By Alexis Bussel
Image via Sky News Australia
The phrase “birthing parent” was making headlines in July of 2022 after the National Education Association proposed to replace the word “mother” on all legal documents with the new, gender-neutral, term. This proposal was met with extreme media scrutiny from almost all sides of politics, and the proposal was ultimately turned down. However, do we really even know what “birthing parent” means for the future of inclusivity?
What is a birthing parent?
Birthing parent is simply the gender-neutral, inclusive, term that refers to anyone who has/will give birth. This kind of gender-neutral language has become increasingly common in discussions of menstruation, vaginas, pregnancy, and birth. In an effort to accommodate transgender and nonbinary people, the word “women” in these conversations has been replaced with menstruator/menstruating people, people who can get pregnant, and people with vaginas/vulvas/uteruses.
The topic of creating a new term to reference people who have or will give birth has long been a challenge in intersectional feminist circles. Many people have used the term “birthing person”, but it is almost always criticized with comparisons to something from Margaret Atwood’s The Handmaid’s Tale. For many, “birthing parent”, is the slightly less dystopian option.

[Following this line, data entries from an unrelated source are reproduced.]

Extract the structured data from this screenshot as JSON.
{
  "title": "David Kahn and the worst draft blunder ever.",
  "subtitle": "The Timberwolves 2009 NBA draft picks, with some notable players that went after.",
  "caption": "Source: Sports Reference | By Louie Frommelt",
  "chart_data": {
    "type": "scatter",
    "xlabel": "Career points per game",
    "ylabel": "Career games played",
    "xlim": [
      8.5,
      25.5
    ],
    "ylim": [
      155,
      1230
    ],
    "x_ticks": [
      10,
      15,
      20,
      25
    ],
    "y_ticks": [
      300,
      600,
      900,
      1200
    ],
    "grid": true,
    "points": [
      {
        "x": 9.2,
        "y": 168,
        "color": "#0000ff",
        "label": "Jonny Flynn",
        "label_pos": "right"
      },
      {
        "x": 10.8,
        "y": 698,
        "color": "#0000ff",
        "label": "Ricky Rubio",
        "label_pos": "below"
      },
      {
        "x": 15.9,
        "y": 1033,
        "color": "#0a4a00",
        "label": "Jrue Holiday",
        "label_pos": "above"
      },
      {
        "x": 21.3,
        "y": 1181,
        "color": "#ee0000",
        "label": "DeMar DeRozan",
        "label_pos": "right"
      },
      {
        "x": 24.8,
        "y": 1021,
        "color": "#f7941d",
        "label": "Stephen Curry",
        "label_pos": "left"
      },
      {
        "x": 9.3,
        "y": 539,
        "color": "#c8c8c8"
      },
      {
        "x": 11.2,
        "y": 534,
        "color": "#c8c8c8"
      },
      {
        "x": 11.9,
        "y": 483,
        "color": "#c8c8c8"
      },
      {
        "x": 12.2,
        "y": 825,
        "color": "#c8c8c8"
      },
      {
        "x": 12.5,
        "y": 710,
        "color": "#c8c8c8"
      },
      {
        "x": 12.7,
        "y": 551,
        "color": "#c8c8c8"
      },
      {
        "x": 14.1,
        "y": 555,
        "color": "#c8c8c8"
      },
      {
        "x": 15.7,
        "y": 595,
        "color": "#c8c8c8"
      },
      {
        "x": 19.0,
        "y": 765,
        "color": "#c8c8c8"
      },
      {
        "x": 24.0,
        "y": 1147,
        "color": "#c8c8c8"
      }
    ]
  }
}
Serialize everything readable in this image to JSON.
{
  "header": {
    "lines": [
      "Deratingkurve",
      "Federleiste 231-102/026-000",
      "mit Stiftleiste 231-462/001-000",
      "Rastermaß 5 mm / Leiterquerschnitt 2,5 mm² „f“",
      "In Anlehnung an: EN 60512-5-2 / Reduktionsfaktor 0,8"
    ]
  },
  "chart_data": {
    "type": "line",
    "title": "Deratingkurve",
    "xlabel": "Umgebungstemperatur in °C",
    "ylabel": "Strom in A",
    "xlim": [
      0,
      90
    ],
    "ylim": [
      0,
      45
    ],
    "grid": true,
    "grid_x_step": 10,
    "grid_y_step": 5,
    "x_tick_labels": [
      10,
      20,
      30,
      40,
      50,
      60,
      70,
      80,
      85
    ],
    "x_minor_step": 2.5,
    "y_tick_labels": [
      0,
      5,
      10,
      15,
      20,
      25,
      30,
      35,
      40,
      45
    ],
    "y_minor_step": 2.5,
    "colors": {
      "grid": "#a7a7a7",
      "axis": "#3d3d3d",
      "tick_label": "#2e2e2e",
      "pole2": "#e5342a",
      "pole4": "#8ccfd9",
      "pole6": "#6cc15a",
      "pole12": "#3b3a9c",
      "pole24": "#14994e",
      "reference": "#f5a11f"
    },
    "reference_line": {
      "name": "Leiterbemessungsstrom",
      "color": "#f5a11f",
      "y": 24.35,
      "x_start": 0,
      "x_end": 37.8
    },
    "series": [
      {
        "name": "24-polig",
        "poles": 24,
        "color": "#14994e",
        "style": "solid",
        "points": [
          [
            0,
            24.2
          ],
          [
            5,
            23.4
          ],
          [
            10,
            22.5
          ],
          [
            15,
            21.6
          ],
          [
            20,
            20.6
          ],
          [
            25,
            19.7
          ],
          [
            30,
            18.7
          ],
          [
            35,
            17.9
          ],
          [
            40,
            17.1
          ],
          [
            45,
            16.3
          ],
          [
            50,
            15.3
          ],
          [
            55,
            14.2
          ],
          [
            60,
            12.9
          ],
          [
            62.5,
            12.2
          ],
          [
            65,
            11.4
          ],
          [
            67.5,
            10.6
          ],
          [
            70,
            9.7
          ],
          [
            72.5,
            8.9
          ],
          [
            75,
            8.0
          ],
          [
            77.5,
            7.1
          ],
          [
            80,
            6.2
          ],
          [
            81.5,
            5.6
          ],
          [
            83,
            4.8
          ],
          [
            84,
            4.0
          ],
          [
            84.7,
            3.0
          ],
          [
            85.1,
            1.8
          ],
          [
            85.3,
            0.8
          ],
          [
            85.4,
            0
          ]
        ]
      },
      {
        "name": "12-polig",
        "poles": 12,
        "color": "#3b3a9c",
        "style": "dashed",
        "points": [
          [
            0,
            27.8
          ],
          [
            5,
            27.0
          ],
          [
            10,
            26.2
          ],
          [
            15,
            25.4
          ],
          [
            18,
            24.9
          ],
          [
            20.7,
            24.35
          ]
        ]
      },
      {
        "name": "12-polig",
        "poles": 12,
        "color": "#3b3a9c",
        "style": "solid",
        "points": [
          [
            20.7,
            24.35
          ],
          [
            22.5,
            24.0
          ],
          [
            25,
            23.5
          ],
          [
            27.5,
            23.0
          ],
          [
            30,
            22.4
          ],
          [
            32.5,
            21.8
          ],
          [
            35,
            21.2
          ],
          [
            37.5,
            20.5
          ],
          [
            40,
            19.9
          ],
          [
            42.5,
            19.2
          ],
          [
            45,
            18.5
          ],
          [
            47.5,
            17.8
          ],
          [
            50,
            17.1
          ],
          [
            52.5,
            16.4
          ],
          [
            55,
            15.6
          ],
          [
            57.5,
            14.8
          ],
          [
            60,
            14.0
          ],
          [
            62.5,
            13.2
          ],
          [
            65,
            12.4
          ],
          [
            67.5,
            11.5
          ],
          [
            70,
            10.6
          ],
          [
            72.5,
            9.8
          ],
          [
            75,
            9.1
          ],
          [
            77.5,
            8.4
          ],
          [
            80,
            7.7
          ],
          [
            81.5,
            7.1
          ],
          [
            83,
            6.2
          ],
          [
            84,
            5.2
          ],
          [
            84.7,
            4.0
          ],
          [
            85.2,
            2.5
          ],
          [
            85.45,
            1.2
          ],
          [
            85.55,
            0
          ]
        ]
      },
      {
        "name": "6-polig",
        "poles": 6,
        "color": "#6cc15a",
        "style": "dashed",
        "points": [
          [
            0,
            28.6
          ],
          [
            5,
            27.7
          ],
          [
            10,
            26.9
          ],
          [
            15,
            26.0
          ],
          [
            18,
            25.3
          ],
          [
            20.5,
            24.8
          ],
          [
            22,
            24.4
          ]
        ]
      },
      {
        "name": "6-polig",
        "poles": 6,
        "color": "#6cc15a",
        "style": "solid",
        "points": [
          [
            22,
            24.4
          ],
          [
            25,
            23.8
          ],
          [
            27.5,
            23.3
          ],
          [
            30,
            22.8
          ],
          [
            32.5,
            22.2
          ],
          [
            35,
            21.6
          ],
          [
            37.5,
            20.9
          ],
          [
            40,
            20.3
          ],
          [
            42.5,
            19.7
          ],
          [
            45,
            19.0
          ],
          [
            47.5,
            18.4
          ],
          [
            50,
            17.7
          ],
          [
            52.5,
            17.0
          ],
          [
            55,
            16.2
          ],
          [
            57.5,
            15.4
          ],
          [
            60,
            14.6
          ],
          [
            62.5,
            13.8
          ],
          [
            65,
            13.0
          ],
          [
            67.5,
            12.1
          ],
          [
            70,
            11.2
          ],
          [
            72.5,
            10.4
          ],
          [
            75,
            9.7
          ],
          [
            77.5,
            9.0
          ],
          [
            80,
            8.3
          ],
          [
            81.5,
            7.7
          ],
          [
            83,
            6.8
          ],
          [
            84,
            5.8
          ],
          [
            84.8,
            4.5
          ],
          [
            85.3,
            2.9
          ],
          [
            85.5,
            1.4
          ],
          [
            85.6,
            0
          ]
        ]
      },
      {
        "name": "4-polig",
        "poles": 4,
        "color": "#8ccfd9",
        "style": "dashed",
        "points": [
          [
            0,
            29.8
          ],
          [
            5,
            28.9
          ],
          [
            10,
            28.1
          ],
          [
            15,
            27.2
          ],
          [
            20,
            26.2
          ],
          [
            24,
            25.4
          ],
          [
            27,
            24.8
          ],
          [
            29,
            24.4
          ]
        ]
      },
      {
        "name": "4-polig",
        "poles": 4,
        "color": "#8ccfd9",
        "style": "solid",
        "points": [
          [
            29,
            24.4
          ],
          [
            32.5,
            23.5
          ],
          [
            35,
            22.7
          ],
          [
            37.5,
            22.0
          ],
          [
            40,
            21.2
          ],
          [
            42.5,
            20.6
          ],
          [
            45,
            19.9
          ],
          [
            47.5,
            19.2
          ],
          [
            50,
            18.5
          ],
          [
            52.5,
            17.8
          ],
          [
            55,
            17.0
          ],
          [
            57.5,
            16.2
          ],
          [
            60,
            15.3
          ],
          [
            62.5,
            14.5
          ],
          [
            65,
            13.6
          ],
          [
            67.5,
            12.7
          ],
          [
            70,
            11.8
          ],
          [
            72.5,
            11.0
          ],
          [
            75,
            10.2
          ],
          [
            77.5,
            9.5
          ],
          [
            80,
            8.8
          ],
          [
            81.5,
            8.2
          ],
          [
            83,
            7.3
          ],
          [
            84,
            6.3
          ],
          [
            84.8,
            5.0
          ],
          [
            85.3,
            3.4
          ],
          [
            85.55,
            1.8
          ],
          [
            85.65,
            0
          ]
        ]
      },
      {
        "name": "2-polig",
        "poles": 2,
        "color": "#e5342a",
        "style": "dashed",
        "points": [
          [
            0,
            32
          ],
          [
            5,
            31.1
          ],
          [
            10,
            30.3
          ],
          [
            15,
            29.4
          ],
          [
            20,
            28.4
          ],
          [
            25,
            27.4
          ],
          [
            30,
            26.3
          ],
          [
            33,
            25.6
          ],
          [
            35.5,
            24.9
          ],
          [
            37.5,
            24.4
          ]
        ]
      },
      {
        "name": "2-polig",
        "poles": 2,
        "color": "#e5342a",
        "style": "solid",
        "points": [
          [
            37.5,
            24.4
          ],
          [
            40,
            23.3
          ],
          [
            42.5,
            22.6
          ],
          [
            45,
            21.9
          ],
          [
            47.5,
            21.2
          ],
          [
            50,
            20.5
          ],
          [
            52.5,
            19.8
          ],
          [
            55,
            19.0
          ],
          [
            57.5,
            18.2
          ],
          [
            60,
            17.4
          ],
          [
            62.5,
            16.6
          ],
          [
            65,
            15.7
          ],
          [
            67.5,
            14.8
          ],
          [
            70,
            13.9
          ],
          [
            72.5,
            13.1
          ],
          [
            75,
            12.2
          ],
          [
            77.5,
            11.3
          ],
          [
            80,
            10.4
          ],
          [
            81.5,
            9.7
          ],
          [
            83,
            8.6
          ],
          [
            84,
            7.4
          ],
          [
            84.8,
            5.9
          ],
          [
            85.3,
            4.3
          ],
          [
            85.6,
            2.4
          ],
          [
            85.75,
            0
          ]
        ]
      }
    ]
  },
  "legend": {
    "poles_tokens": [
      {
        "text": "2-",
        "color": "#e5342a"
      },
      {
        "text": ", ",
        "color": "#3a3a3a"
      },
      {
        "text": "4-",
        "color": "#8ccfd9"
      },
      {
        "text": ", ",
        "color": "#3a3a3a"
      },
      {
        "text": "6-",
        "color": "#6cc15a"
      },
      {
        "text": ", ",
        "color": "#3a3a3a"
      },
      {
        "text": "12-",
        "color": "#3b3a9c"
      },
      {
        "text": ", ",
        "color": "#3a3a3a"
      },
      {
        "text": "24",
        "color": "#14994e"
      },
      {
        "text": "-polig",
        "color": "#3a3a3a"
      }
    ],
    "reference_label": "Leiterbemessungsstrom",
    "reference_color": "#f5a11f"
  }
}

Why are gender-neutral reproductive terms even used?
Menstruation and pregnancy can be huge sources of gender dysphoria for non-binary people, transgender men, and anyone who experiences it that doesn’t identify as a cis-woman. Given how inaccessible gender affirming treatment is, many non-binary and transgender people still menstruate. Experiencing a monthly occurrence that is socially connected to one gender, especially one that you don’t identify with, can take a great emotional toll on genderqueer people.
Additionally, not all cis-women menstruate. Whether it’s due to injury, illness, or another cause, it’s not uncommon for a cisgendered woman to be unable to menstruate or get pregnant. Because womanhood is still so subconsciously connected to the ability to become a mother in most societies, and with the idea of the divine feminine circulating social media, it often leads to a feeling of not being a “true” or “real" woman.
Why are some people so mad?
One of the biggest criticisms of “birthing parent” is that it feels dehumanizing. In complete honesty, felt the same at first. It felt like it was a way to further reduce people that have uteruses to their reproductive capacity which would ultimately make it harder to achieve reproductive justice in the U.S. After discussing it with one of my friends who is non-binary, it opened my mind to the importance of the word a little bit more and I realized a couple of things.
Things to keep in mind if you’re skeptical
Sex ≠ gender. Sex is biological and gender is expressive. While both are spectrums (for more on the sexual spectrum, see ‘Sex Redefined’ by Claire Ainsworth), gender is completely fluid and there are no rules as to what you can identify yourself as. It’s important to remember that woman is an identity, not an anatomy. To refer to only “women” when discussing the female reproductive system is to assume that only cisgendered women experience menstruation, pregnancy, etc., which is just incorrect.
“Mother” is not going anywhere. One of the reasons I was so opposed to the idea of a “birthing parent” was because I, a cisgendered woman, imagined how I would feel if I were ever called that. I don’t think I would be upset, but it would definitely feel a little bit objectifying. After thinking about it and discussing it more, I remembered that “mother” is not going away. In the same way that someone else wants to identify as a birthing parent, someone else can still identify as a mother or whatever other term they feel the most comfortable with. Birthing parent’s sole purpose is to not exclude anyone in a general discussion of pregnancy and birth, and is not going to completely remove the word “mother” from everyone’s vocabulary.